Regarding extensions of finite groups by Tori I know how to prove the following result. However, my proof is a little bit long and complicated and only uses fairly low tech results in group cohomology. It would be nice if I could find a citation in the literature that directly implies this claim but I am not experienced in group theory or homological algebra and to be honest I'm not sure where to start looking for such a result.

Lemma: Suppose $\mathbb{T}^n = \mathbb{R}^n/ \mathbb{Z}^n $ is the standard $n$-dimensional torus and $\Gamma$ is a finite group of order $k$. Consider a short exact sequence:
$$ 0 \to \mathbb{T}^n \to E \to \Gamma \to 1. $$
Suppose $ R := \{ t \in \mathbb{T}^n \mathrel| kt = 0  \} $. Then the following short exact sequence splits:
$$ 0 \to \mathbb{T}^n/R \to E/R \to \Gamma \to 1. $$

The proof basically boils down to the fact that $ H^2( \Gamma, \mathbb{T}^n) $ is annihilated by $k$ and using that to show that the induced map $ H^2(\Gamma, \mathbb{T}^n) \to H^2(\Gamma, \mathbb{T}^n/R) $ is the zero map and therefore the curvature class of the top short exact sequence projects to zero.
I guess the things I would like to know are:

*

*Is this 'obvious' to those experienced with finite group extensions or Lie theory?

*Is there a textbook/paper where I can find a result or exercise that directly implies this lemma?
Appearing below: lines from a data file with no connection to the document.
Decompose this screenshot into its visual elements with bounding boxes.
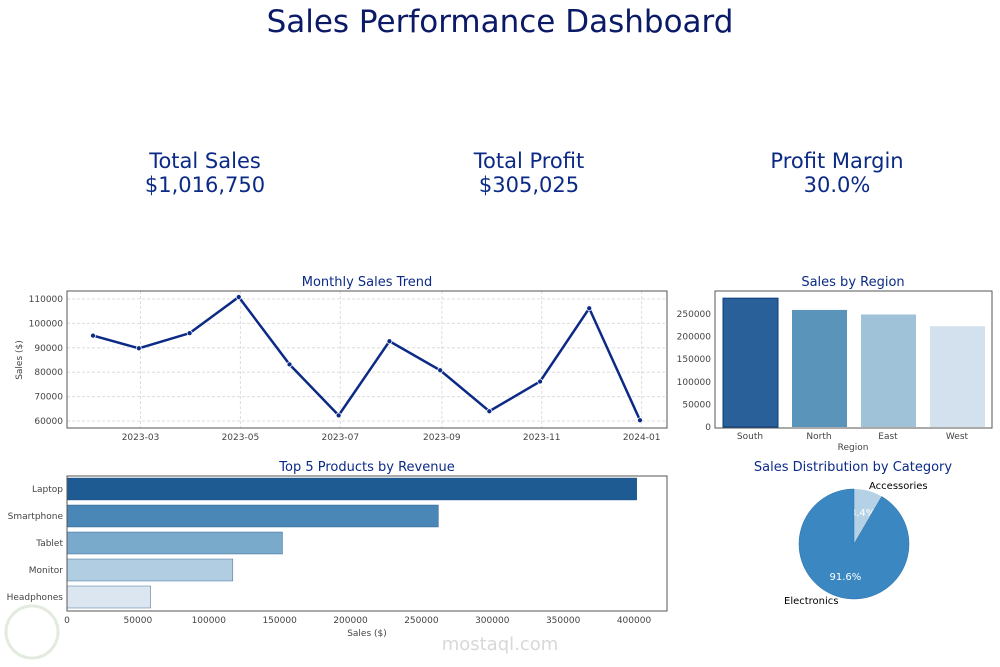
y-tick-label: 100000 xyxy=(29,319,64,329)
kpi-label: Profit Margin xyxy=(770,149,904,173)
y-tick-label: 100000 xyxy=(677,378,712,388)
pie-category-label: Accessories xyxy=(869,481,928,492)
y-tick-label: Monitor xyxy=(29,566,64,576)
y-tick-label: 200000 xyxy=(677,333,712,343)
x-tick-label: East xyxy=(878,432,898,442)
x-tick-label: 100000 xyxy=(192,616,227,626)
y-tick-label: 0 xyxy=(705,423,711,433)
kpi-value: $1,016,750 xyxy=(144,173,266,197)
x-tick-label: 150000 xyxy=(262,616,297,626)
y-tick-label: Smartphone xyxy=(8,512,64,522)
y-tick-label: 90000 xyxy=(34,344,63,354)
sales-line xyxy=(92,295,642,421)
pie-slice-accessories xyxy=(854,489,882,544)
kpi-label: Total Sales xyxy=(149,149,261,173)
y-tick-label: 110000 xyxy=(29,295,64,305)
bar-headphones xyxy=(66,585,151,609)
plot-frame xyxy=(66,475,668,612)
data-point xyxy=(486,408,493,415)
pie-slice-electronics xyxy=(798,488,910,600)
y-tick-label: Laptop xyxy=(32,485,63,495)
x-tick-label: 2023-11 xyxy=(523,433,561,443)
kpi-profit-margin: Profit Margin 30.0% xyxy=(707,149,967,197)
bar-south xyxy=(722,297,779,428)
data-point xyxy=(235,294,242,300)
y-tick-label: 50000 xyxy=(682,400,711,410)
chart-title: Sales Distribution by Category xyxy=(754,460,952,475)
x-tick-label: 350000 xyxy=(546,616,581,626)
page-title: Sales Performance Dashboard xyxy=(266,4,734,40)
bar-west xyxy=(930,326,985,427)
chart-title: Top 5 Products by Revenue xyxy=(278,460,454,475)
y-axis-label: Sales ($) xyxy=(15,340,25,380)
data-point xyxy=(136,345,142,352)
chart-title: Monthly Sales Trend xyxy=(302,275,433,290)
bar-north xyxy=(792,309,847,427)
x-tick-label: North xyxy=(806,432,831,442)
data-point xyxy=(286,361,293,368)
x-tick-label: 2023-09 xyxy=(423,433,461,443)
x-axis-label: Region xyxy=(838,443,869,453)
data-point xyxy=(335,412,342,419)
data-point xyxy=(537,378,543,385)
x-tick-label: 250000 xyxy=(404,616,439,626)
y-tick-label: 150000 xyxy=(677,355,712,365)
x-tick-label: 0 xyxy=(64,616,70,626)
chart-title: Sales by Region xyxy=(801,275,904,290)
x-tick-label: 50000 xyxy=(124,616,153,626)
y-tick-label: 80000 xyxy=(34,368,63,378)
data-point xyxy=(586,305,593,312)
x-tick-label: 2023-07 xyxy=(321,433,359,443)
x-tick-label: 200000 xyxy=(333,616,368,626)
y-tick-label: Tablet xyxy=(35,539,63,549)
kpi-value: $305,025 xyxy=(478,173,580,197)
bar-east xyxy=(861,314,916,427)
x-tick-label: South xyxy=(737,432,763,442)
x-tick-label: 300000 xyxy=(475,616,510,626)
x-tick-label: 400000 xyxy=(617,616,652,626)
bar-smartphone xyxy=(66,504,439,528)
kpi-total-profit: Total Profit $305,025 xyxy=(399,149,659,197)
x-axis-label: Sales ($) xyxy=(347,629,387,639)
bar-monitor xyxy=(66,558,234,582)
data-point xyxy=(386,338,393,345)
y-tick-label: Headphones xyxy=(7,593,64,603)
y-tick-label: 60000 xyxy=(34,417,63,427)
watermark-text: mostaql.com xyxy=(442,634,559,655)
data-point xyxy=(90,332,96,339)
x-tick-label: West xyxy=(946,432,969,442)
data-point xyxy=(637,417,643,424)
x-tick-label: 2023-03 xyxy=(122,433,160,443)
data-point xyxy=(186,330,193,337)
pie-percent-label: 8.4% xyxy=(850,508,875,519)
watermark-logo xyxy=(4,604,60,660)
kpi-total-sales: Total Sales $1,016,750 xyxy=(75,149,335,197)
pie-category-label: Electronics xyxy=(784,596,839,607)
bar-tablet xyxy=(66,531,283,555)
y-tick-label: 70000 xyxy=(34,393,63,403)
bar-laptop xyxy=(66,477,638,501)
x-tick-label: 2024-01 xyxy=(623,433,661,443)
kpi-label: Total Profit xyxy=(473,149,585,173)
y-tick-label: 250000 xyxy=(677,310,712,320)
data-point xyxy=(437,367,444,374)
plot-frame xyxy=(66,290,668,429)
pie-percent-label: 91.6% xyxy=(830,572,862,583)
kpi-value: 30.0% xyxy=(803,173,871,197)
plot-frame xyxy=(714,290,993,429)
x-tick-label: 2023-05 xyxy=(222,433,260,443)
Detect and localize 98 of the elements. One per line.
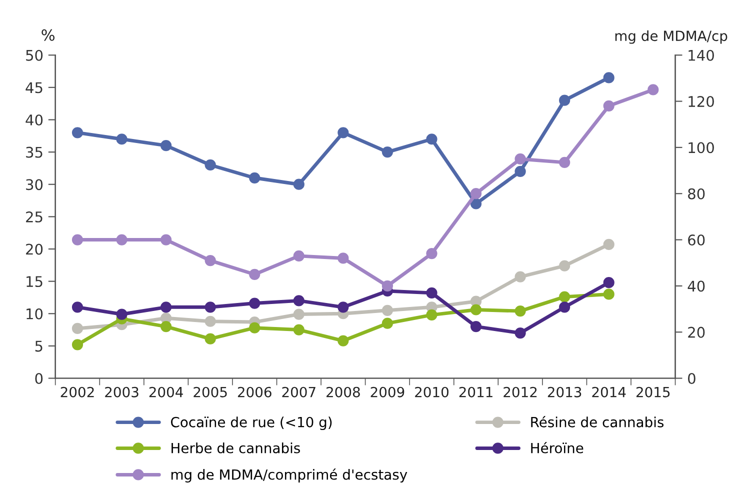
point xyxy=(382,280,394,292)
x-tick-label: 2003 xyxy=(105,386,138,398)
x-tick-label: 2015 xyxy=(636,386,670,398)
y-tick-label: 50 xyxy=(26,50,43,61)
legend-label: Herbe de cannabis xyxy=(172,442,300,454)
y-tick-label: 0 xyxy=(35,372,43,384)
point xyxy=(338,335,349,346)
y-tick-label: 5 xyxy=(35,340,42,352)
x-tick-label: 2014 xyxy=(592,386,626,398)
x-tick-label: 2005 xyxy=(194,386,227,398)
point xyxy=(514,305,526,317)
y2-tick-label: 120 xyxy=(688,96,714,108)
point xyxy=(426,309,438,320)
point xyxy=(514,271,526,282)
x-tick-label: 2007 xyxy=(282,386,316,398)
point xyxy=(559,260,570,272)
point xyxy=(470,320,482,332)
point xyxy=(204,316,216,327)
point xyxy=(293,308,304,320)
point xyxy=(249,172,260,184)
legend-label: Cocaïne de rue (<10 g) xyxy=(171,416,332,430)
point xyxy=(382,146,394,158)
point xyxy=(72,127,84,138)
point xyxy=(514,327,526,339)
x-tick-label: 2013 xyxy=(548,386,582,398)
point xyxy=(338,252,349,264)
point xyxy=(160,320,172,332)
point xyxy=(204,159,216,171)
x-tick-label: 2006 xyxy=(238,386,272,398)
point xyxy=(382,318,394,329)
point xyxy=(426,248,438,260)
legend-label: mg de MDMA/comprimé d'ecstasy xyxy=(171,468,408,482)
point xyxy=(426,134,438,145)
y-axis-title: % xyxy=(42,29,55,41)
y-tick-label: 30 xyxy=(26,179,43,190)
point xyxy=(204,333,216,344)
legend-label: Résine de cannabis xyxy=(531,416,664,428)
point xyxy=(559,94,570,106)
point xyxy=(338,302,349,313)
point xyxy=(116,234,128,246)
point xyxy=(293,295,304,306)
y2-tick-label: 60 xyxy=(688,234,705,246)
point xyxy=(160,140,172,152)
x-tick-label: 2004 xyxy=(149,386,183,398)
y2-tick-label: 0 xyxy=(688,372,696,384)
point xyxy=(603,72,614,84)
point xyxy=(293,324,304,336)
point xyxy=(116,308,128,320)
point xyxy=(72,339,84,350)
y-tick-label: 35 xyxy=(26,146,42,158)
point xyxy=(204,302,216,313)
y2-tick-label: 100 xyxy=(688,142,714,154)
point xyxy=(160,302,172,313)
x-tick-label: 2009 xyxy=(370,386,404,398)
point xyxy=(116,134,128,145)
point xyxy=(470,188,482,200)
y2-tick-label: 40 xyxy=(688,280,705,292)
point xyxy=(514,166,526,177)
point xyxy=(603,238,614,250)
y2-tick-label: 20 xyxy=(688,326,705,338)
point xyxy=(559,302,570,313)
y2-tick-label: 80 xyxy=(688,188,705,200)
legend-label: Héroïne xyxy=(531,442,584,454)
point xyxy=(382,304,394,316)
point xyxy=(293,250,304,262)
point xyxy=(470,198,482,210)
point xyxy=(293,178,304,190)
y2-tick-label: 140 xyxy=(688,50,714,61)
point xyxy=(72,234,84,246)
point xyxy=(160,234,172,246)
point xyxy=(559,291,570,302)
point xyxy=(648,84,659,96)
y2-axis-title: mg de MDMA/cp xyxy=(615,30,728,44)
y-tick-label: 40 xyxy=(26,114,43,126)
point xyxy=(204,254,216,266)
point xyxy=(470,304,482,316)
point xyxy=(603,277,614,288)
x-tick-label: 2010 xyxy=(415,386,448,398)
point xyxy=(559,156,570,168)
x-tick-label: 2011 xyxy=(459,386,492,398)
point xyxy=(603,288,614,300)
x-tick-label: 2012 xyxy=(504,386,537,398)
point xyxy=(514,153,526,165)
x-tick-label: 2002 xyxy=(60,386,94,398)
y-tick-label: 20 xyxy=(26,244,43,255)
point xyxy=(426,287,438,298)
point xyxy=(603,100,614,112)
point xyxy=(249,322,260,334)
y-tick-label: 45 xyxy=(26,82,42,94)
point xyxy=(338,127,349,138)
point xyxy=(72,322,84,334)
y-tick-label: 15 xyxy=(26,276,42,288)
y-tick-label: 10 xyxy=(26,308,43,320)
point xyxy=(72,302,84,313)
point xyxy=(249,298,260,309)
x-tick-label: 2008 xyxy=(326,386,360,398)
point xyxy=(249,268,260,280)
y-tick-label: 25 xyxy=(26,211,42,222)
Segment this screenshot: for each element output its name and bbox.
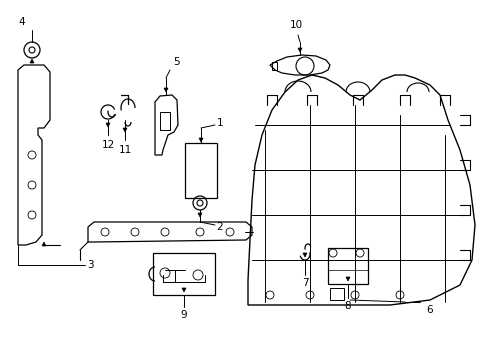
Text: 1: 1	[216, 118, 223, 128]
Polygon shape	[303, 253, 306, 257]
Text: 12: 12	[101, 140, 114, 150]
Polygon shape	[297, 48, 302, 52]
Polygon shape	[163, 88, 168, 92]
Text: 10: 10	[289, 20, 302, 30]
Polygon shape	[199, 138, 203, 142]
Polygon shape	[123, 128, 127, 132]
Bar	[160, 112, 170, 130]
Polygon shape	[198, 213, 202, 217]
Text: 9: 9	[181, 310, 187, 320]
Text: 11: 11	[118, 145, 131, 155]
Bar	[184, 143, 217, 198]
Text: 5: 5	[172, 57, 179, 67]
Bar	[327, 248, 367, 284]
Polygon shape	[182, 288, 185, 292]
Text: 2: 2	[216, 222, 223, 232]
Polygon shape	[346, 277, 349, 281]
Text: 4: 4	[19, 17, 25, 27]
Text: 3: 3	[86, 260, 93, 270]
Polygon shape	[42, 242, 46, 246]
Bar	[271, 62, 276, 70]
Text: 7: 7	[301, 278, 307, 288]
Text: 6: 6	[426, 305, 432, 315]
Text: 8: 8	[344, 301, 350, 311]
Polygon shape	[106, 123, 110, 127]
Polygon shape	[30, 59, 34, 63]
Bar	[329, 288, 343, 300]
Bar	[153, 253, 215, 295]
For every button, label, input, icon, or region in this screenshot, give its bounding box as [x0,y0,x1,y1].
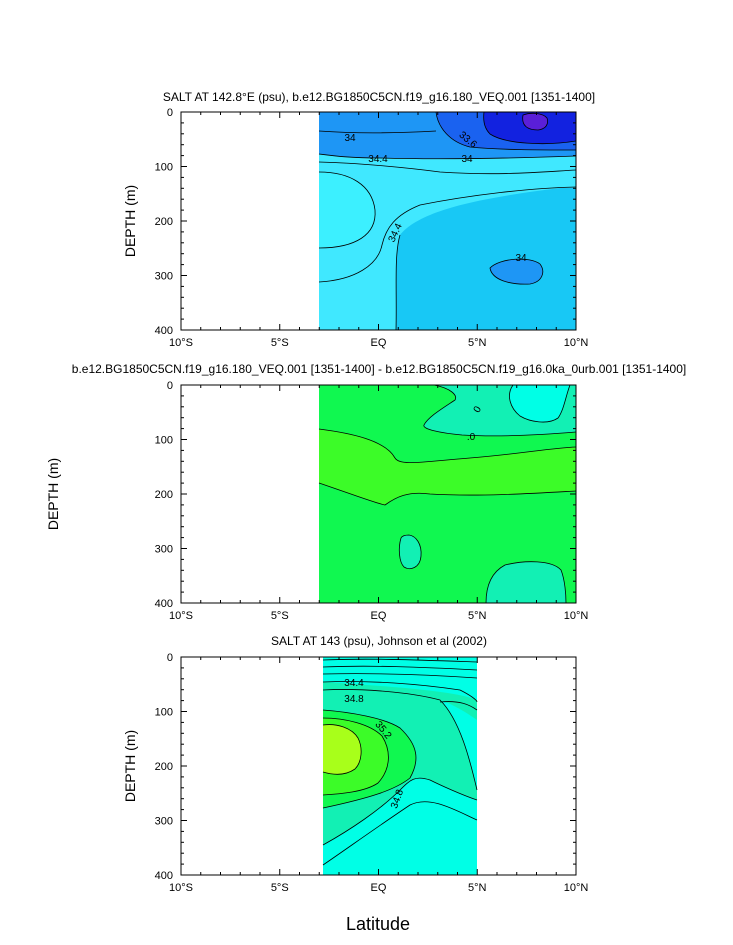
y-tick-label: 400 [155,325,173,337]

 A: (I write an answer rather than a comment in order to accommodate exact sequences.)
Let
$$0\to T\to E\to\Gamma\to 1\tag{$E_1$}$$
be your first  group extension, where $T$ is the torus ${\Bbb R}^n/{\Bbb Z}^n$.
Write $R_k\subset T$ for the kernel of multiplication by $k$ in $T$
and consider your second exact sequence
$$0\to T/R_k\to E/R_k\to\Gamma\to 1.\tag{$E_2$}$$
To the  extension $(E_1)$ we associate its cohomology class $\eta_1\in H^2(\Gamma,T)$, and to extension $(E_2)$ we associate its class $\eta_2\in H^2(\Gamma,T/R_k)$.
Then it follows from the constructions of $\eta_1$ and $\eta_2$ that $\eta_2$ is the image of $\eta_1$ under the homomorphism
$$\phi_*\colon H^2(\Gamma,T) \to H^2(\Gamma,T/R_k)$$
induced by the canonical homomorphism
$$\phi\colon T\to T/R_k.$$
We have not yet used the assumption that $T$ is a torus and that $\#\Gamma=k$.
Now consider the surjective homomorphism
$$\alpha\colon  T\to T,\quad x\mapsto kx.$$
Its kernel is $R_k$, and so it induces an isomorphism
$$\alpha_*\colon T/R_k\to T.$$
Identifying $T/R_k$ with $T$ using $\alpha_*$, we obtain that our
$$\phi\colon T\to T$$
is multiplication by $k$.
It follows that
$$\phi_*\colon H^2(\Gamma,T) \to H^2(\Gamma,T)$$
is multiplication by $k$ as well.
Since $\Gamma$ is a group of order $k$, multiplication by $k$ annihilates $H^2(\Gamma,T)$.
See Corollary 1 of Proposition 8 in Section 6, page 105, of:
Atiyah and Wall, Cohomology of groups, in: Cassels and Fröhlich (eds.), Algebraic Number Theory, Acad. Press 1967, pp. 94-115. It follows that $\eta_2=0$ and the sequence $(E_2)$ splits.